I’ve taken to brisk one-hour early morning walks in a serious way. The streets around where I am living in Dover Heights in Sydney’s Eastern Suburbs offer very steep streets for wonderful aerobic workouts.
Today as I walked to the famous Bondi Beach in the cool pre-dawn air I was recalling how, in order to maintain his health, my Spiritual Master Srila Prabhupada walked everyday at the same time, practically rain or shine, for years.
In fact, as the sun rose over the thundering surf, Prabhupada took a couple of walks at Bondi Beach during his first visit to Sydney in 1971. I described this in my biography “The Great Transcendental Adventure”.
I was also thinking this morning (I do a lot of serious pondering while I walk) of how we have to be quite careful about what we meditate on during our life, since the sum total of what’s on our mind at the time of our death will carry us to our next life.
When I returned home I opened up my email, and someone had sent me this well-known story.
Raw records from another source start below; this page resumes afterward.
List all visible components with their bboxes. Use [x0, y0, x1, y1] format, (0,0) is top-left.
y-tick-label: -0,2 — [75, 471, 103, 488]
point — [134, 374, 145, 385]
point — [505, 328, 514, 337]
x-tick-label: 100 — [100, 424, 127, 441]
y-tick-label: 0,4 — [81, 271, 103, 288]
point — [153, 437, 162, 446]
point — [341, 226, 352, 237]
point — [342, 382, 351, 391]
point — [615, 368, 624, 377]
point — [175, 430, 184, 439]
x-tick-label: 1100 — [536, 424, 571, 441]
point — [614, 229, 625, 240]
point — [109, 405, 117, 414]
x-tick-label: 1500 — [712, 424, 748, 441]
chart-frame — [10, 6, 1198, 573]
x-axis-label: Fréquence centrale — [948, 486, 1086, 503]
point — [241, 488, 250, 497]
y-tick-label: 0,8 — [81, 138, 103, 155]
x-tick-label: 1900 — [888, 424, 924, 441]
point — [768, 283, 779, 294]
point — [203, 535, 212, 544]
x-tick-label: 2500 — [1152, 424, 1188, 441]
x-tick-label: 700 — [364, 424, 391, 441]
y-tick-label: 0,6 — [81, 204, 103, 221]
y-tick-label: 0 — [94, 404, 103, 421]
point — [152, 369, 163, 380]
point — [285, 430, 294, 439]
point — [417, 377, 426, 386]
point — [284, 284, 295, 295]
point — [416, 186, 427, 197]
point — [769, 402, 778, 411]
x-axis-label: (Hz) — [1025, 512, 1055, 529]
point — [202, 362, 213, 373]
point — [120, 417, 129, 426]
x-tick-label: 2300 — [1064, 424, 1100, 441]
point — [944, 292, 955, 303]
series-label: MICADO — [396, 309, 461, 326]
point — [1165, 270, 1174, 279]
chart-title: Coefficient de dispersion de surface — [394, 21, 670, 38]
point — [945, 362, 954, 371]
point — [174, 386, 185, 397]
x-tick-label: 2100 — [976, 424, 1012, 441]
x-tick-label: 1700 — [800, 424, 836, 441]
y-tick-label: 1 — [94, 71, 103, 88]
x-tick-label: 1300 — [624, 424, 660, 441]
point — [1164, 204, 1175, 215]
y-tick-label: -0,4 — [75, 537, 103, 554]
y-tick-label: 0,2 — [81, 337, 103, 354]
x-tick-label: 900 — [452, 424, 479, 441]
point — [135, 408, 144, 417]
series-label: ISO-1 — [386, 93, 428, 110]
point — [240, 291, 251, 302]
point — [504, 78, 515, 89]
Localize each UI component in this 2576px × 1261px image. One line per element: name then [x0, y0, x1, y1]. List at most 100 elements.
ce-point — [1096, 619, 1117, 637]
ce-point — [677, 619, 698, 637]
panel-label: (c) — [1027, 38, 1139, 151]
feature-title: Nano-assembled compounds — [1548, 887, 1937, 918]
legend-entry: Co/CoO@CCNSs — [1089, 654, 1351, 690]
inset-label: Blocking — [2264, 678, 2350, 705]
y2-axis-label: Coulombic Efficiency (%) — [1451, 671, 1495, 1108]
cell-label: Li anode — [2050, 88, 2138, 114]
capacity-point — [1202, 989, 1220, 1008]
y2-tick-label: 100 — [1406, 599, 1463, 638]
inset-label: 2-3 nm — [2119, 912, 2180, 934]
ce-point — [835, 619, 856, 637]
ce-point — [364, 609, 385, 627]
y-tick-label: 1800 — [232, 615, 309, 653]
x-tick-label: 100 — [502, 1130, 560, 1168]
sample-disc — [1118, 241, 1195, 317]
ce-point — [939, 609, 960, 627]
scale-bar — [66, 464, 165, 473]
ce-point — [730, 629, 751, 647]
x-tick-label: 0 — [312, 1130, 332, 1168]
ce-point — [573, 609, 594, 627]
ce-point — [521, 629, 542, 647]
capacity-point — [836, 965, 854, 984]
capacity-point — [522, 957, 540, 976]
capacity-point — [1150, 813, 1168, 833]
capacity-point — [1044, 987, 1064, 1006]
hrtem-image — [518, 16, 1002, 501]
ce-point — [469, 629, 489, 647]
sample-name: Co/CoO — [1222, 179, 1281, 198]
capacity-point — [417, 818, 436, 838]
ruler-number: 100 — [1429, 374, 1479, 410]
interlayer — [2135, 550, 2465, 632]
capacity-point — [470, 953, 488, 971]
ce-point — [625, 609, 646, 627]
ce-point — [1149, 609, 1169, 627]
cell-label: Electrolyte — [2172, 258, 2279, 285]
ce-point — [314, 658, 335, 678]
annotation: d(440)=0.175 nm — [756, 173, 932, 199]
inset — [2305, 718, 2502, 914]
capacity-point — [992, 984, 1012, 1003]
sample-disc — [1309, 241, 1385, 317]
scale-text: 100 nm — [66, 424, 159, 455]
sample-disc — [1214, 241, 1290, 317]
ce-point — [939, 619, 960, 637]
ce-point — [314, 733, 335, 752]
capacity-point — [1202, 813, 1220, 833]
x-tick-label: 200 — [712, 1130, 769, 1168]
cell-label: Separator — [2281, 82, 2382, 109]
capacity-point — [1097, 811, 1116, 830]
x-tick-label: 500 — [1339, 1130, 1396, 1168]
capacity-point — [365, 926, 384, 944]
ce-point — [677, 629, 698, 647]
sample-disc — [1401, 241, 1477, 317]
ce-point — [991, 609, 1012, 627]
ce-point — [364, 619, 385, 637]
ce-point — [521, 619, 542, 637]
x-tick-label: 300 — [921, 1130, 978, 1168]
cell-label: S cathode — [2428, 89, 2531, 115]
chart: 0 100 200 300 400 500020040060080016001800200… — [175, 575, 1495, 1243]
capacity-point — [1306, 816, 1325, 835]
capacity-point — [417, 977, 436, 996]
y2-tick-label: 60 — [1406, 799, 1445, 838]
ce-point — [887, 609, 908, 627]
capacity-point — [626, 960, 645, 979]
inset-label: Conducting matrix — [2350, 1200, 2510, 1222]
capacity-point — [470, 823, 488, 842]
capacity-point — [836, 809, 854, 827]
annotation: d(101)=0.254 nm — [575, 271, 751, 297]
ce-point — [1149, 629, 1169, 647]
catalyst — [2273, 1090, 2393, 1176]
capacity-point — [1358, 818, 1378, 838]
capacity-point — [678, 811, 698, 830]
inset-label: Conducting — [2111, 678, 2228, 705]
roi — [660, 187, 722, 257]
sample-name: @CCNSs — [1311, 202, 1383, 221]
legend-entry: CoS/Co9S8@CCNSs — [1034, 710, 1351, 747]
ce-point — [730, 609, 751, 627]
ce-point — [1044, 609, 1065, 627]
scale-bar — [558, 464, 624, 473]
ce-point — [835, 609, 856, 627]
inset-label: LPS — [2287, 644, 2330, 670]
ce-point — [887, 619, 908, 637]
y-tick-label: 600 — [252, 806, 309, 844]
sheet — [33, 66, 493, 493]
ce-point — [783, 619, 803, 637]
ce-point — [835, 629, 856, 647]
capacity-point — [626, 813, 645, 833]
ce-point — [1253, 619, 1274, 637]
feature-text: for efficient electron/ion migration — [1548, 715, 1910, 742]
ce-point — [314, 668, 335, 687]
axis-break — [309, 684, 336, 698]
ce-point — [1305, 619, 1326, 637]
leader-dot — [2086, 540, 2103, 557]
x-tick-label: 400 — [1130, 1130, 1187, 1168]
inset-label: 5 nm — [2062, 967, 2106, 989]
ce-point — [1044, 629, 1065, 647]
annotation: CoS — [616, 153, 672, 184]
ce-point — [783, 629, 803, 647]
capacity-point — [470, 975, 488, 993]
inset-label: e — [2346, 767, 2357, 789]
Quite pertinent, I thought. So here it is:
The Brahmana and the Prostitute
Once, near the peaceful village of Vrndavana, the transcendental place where Krsna manifested His pastimes on earth, there lived a scholarly brahmana (priest) and servant of Krsna. Opposite his home, there lived a prostitute.
As a daily observance, the brahmana would sit in his doorway and recite the Gita and Srimad Bhagavatam, then cook offering for the Deities in the Temple. His cooking abilities were famous throughout the land. Meanwhile, across the street, the prostitute would tend to her business.
As the years passed, the brahmana grew ever more disturbed by the prostitute.
‘Just see how lowly and disgusting she is. How can such a low life ever leave her disgraceful body near the beautiful land of Vrndavana!’ He would proudly and arrogantly think this to himself, then continue with his recitation while cooking various preparations.
It so happened that both the brahmana and the prostitute died at the same time. To the brahmana’s surprise, the Vishnudutas (the Lord of Vaikuntha’s messengers) came to deliver the prostitute while the Yamadutas (the Lord of Death’s messengers) came for him.
‘What is this’? he protested to the Yamadutas. ‘There must be some mistake!’
The Yamadutas replied,
‘My dear brahmana, there is no mistake. While you were busy meditating on the lowly activities of the prostitute, she listened to you recite the Gita and prayed that she could one day elevate herself to your position.
In this way the prostitute achieved liberation while you only degraded yourself to take birth on a planet of prostitutes.’